Writing encompasses more than one of the academic disciplines known collectively as the humanities. And as art refers to an expression or application of creative skill and imagination, writing is most definitely an art. What about science? A scientist is someone who acquires knowledge through systematic means. Systematic implies an ordered or methodical organization to how that knowledge is pursued. Writers – fiction or nonfiction – are pursuing knowledge of their craft, seeking to understand something and then transmogrify it through the creative process. There, we’ve just proved that writing is a humanity, an art, and a science. Why does this matter? Because I’m about to turn you into a mad scientist.
What I’ve always loved about mad scientist movies is their laboratories. Bubbling glass beakers, formalin-suspended brain specimens, eyeballs in jars. And what do scientists typically do in their laboratories? Conduct experiments in their pursuit of knowledge.
I have a mostly-written novel that I started several years ago and haven’t been able to find the time to finish it. You’re a writer so you can relate. We’re great at starting projects, not so great at finishing them. I’m about to embark on a 30-Day Challenge to finish this book. And while preparing for this challenge, I’ve been feeling lately that I need a laboratory to help me sort out my thoughts. It could be somewhere in my basement, a rented studio, or make-believe laboratories work too. Mainly, every writer needs one.

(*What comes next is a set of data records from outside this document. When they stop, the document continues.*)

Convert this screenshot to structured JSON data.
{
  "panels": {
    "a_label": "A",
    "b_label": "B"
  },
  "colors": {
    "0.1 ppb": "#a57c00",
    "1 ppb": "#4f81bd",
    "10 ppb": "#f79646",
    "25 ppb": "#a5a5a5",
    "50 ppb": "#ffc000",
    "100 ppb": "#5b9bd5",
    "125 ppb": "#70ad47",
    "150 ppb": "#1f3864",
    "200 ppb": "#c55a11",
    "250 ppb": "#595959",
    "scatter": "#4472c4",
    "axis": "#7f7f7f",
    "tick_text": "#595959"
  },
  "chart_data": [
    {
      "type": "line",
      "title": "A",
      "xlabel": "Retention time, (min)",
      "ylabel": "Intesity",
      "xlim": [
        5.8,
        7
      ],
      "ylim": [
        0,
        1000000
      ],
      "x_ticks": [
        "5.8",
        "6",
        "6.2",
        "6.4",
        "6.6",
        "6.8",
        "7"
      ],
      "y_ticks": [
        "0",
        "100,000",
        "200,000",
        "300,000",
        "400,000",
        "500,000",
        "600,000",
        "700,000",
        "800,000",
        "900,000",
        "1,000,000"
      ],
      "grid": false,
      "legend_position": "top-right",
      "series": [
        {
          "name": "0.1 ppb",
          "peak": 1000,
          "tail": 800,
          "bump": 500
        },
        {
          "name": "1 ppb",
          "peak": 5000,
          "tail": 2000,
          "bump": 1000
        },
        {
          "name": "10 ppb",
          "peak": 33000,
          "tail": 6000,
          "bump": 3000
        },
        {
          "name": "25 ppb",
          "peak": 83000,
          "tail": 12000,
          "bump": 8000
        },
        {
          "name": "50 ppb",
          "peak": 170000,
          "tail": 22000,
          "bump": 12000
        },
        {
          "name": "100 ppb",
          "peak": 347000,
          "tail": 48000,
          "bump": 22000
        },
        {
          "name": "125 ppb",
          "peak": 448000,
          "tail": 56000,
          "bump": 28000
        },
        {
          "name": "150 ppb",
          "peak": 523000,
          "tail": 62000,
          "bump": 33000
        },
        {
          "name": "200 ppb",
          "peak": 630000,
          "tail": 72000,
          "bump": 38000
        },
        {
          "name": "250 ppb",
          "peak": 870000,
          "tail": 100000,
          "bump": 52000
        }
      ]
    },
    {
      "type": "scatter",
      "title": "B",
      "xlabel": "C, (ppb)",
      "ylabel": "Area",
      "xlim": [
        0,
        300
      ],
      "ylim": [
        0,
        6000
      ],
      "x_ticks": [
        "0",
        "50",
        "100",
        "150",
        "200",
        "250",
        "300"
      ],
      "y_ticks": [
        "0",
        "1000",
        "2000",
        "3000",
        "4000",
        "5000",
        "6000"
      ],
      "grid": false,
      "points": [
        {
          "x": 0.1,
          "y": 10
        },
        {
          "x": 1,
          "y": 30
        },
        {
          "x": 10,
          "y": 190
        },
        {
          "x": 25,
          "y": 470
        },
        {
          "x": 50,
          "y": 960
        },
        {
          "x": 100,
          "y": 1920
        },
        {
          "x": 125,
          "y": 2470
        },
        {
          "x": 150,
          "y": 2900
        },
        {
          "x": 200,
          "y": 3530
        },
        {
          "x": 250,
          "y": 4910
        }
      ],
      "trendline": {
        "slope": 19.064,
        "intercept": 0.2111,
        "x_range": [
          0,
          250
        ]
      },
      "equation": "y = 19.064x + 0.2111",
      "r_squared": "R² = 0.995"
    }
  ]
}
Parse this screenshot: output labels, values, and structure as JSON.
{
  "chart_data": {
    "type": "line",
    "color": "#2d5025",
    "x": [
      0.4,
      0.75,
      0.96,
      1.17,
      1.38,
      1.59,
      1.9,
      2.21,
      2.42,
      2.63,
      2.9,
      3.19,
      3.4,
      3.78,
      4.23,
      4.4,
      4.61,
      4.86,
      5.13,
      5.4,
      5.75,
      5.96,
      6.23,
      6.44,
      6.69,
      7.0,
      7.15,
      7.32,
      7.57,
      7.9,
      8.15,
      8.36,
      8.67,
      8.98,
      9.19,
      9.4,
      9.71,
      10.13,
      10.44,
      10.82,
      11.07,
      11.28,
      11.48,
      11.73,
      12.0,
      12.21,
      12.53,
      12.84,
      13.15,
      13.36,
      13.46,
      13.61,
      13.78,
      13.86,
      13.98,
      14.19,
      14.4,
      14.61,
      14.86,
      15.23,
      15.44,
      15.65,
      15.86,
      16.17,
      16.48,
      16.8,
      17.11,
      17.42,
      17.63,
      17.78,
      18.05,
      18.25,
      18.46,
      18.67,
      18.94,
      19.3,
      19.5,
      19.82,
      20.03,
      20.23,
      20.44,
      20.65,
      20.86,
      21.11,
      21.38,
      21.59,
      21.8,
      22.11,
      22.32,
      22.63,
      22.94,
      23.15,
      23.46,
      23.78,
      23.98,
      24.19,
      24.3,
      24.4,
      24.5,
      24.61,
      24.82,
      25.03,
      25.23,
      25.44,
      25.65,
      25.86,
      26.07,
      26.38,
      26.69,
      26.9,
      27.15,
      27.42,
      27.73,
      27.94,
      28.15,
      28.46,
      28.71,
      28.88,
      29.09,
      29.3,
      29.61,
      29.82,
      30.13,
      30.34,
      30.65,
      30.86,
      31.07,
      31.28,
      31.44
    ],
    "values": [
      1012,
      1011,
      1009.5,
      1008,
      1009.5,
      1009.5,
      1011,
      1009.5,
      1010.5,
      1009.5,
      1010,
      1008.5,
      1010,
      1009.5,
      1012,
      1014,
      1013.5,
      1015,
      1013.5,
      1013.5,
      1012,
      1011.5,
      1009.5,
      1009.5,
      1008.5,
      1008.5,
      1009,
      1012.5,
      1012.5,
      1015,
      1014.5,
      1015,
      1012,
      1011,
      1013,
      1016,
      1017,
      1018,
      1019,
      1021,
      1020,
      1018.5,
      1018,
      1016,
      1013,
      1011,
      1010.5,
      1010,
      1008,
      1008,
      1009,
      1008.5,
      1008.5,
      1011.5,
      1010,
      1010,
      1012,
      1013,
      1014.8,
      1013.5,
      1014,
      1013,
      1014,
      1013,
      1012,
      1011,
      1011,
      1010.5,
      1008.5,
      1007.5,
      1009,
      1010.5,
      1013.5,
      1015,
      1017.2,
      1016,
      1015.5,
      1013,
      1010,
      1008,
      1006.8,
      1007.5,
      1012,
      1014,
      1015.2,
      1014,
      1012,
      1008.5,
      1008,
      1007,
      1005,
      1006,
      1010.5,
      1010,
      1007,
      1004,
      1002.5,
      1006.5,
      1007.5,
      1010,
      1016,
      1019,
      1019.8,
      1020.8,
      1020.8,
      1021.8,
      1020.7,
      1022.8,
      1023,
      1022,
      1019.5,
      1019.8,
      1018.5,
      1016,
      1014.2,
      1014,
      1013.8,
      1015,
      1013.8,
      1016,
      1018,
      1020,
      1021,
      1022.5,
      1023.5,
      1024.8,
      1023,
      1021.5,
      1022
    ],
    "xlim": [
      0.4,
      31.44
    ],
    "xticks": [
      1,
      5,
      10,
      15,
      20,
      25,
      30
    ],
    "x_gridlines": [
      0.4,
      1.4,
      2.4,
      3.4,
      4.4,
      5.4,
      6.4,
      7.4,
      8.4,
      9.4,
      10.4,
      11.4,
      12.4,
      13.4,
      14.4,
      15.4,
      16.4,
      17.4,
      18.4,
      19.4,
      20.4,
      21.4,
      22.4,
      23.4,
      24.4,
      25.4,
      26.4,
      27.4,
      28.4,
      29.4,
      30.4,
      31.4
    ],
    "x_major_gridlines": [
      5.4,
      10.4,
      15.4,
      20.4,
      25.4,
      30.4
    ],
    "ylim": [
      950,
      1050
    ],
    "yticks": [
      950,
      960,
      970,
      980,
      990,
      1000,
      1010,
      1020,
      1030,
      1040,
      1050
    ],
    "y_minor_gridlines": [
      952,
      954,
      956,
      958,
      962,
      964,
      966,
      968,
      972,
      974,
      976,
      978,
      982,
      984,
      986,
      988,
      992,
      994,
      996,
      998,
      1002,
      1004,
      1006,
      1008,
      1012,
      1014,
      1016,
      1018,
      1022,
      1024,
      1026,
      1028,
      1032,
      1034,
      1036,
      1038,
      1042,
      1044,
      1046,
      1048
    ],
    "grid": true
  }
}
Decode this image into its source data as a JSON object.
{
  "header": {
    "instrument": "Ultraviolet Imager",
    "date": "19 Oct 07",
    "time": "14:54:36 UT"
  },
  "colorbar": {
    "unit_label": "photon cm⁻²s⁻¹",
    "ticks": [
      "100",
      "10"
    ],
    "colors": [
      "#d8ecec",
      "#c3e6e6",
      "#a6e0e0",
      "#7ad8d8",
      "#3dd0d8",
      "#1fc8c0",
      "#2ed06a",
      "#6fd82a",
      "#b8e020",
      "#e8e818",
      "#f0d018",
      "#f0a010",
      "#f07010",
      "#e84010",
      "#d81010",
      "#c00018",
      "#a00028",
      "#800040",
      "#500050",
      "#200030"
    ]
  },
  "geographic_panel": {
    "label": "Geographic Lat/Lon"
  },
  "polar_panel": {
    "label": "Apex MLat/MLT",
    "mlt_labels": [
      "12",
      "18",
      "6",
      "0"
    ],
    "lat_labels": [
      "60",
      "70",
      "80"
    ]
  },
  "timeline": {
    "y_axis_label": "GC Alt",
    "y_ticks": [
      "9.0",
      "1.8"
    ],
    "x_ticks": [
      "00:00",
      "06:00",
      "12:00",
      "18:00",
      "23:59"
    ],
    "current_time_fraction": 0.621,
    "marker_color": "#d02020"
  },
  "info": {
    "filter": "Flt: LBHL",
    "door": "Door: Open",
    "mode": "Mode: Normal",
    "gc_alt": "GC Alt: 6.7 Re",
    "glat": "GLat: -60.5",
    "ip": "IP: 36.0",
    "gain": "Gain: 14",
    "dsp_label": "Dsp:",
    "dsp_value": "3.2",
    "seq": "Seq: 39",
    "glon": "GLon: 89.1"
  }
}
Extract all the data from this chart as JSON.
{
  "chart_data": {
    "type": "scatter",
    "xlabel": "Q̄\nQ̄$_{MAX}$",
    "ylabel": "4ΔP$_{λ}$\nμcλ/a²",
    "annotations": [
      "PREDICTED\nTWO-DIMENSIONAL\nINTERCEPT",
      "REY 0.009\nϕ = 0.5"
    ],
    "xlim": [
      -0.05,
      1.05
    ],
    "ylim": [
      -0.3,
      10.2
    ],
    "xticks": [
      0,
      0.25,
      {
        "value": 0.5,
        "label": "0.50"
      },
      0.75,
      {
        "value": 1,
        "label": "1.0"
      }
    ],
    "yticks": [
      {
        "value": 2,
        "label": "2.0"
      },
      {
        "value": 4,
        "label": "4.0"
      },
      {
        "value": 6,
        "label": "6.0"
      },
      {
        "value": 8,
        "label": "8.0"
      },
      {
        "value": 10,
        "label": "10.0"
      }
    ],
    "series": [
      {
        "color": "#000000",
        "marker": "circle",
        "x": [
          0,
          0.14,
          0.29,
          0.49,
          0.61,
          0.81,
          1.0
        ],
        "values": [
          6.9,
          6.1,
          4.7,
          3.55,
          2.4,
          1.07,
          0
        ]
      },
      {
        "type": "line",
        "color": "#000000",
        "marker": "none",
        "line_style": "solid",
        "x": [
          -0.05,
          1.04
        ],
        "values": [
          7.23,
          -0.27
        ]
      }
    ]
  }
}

We’re all scientists in a way, and we need a place for exploration and experimentation. A place where we don’t need to keep an organized filing system, don’t need to sweep sunflower seed shells off the floor, a playroom that can be messy all the time and where we can be completely allowed to write the worst crap of our lives and have that be a viable part of our creative process.
“Throw the third switch!”
“Not the third switch, Doctor…”
Your writing lab doesn’t need good lighting or proper ergonomic chairs. You can sit on the floor and write with crayons on gigantic sketch pads. Or purple sharpies, or those China black art pencils. There are no rules in your laboratory. You can write what you want, write at two in the morning, write backwards or make everything rhyme.
And then having an office, too, is a useful arrangement, because that’s where we organize our thoughts, make logical decisions and mold the raw material into something others would want to read.
So I ask you – where do you typically write? And do you have a different place for practice and experimentation than for polishing, editing, and molding your work into final form? If you don’t yet have a writing spot, now’s a great time to start thinking about it. And if you already have a home office or designated space, think about where your writing lab would go. And don’t forget goggles!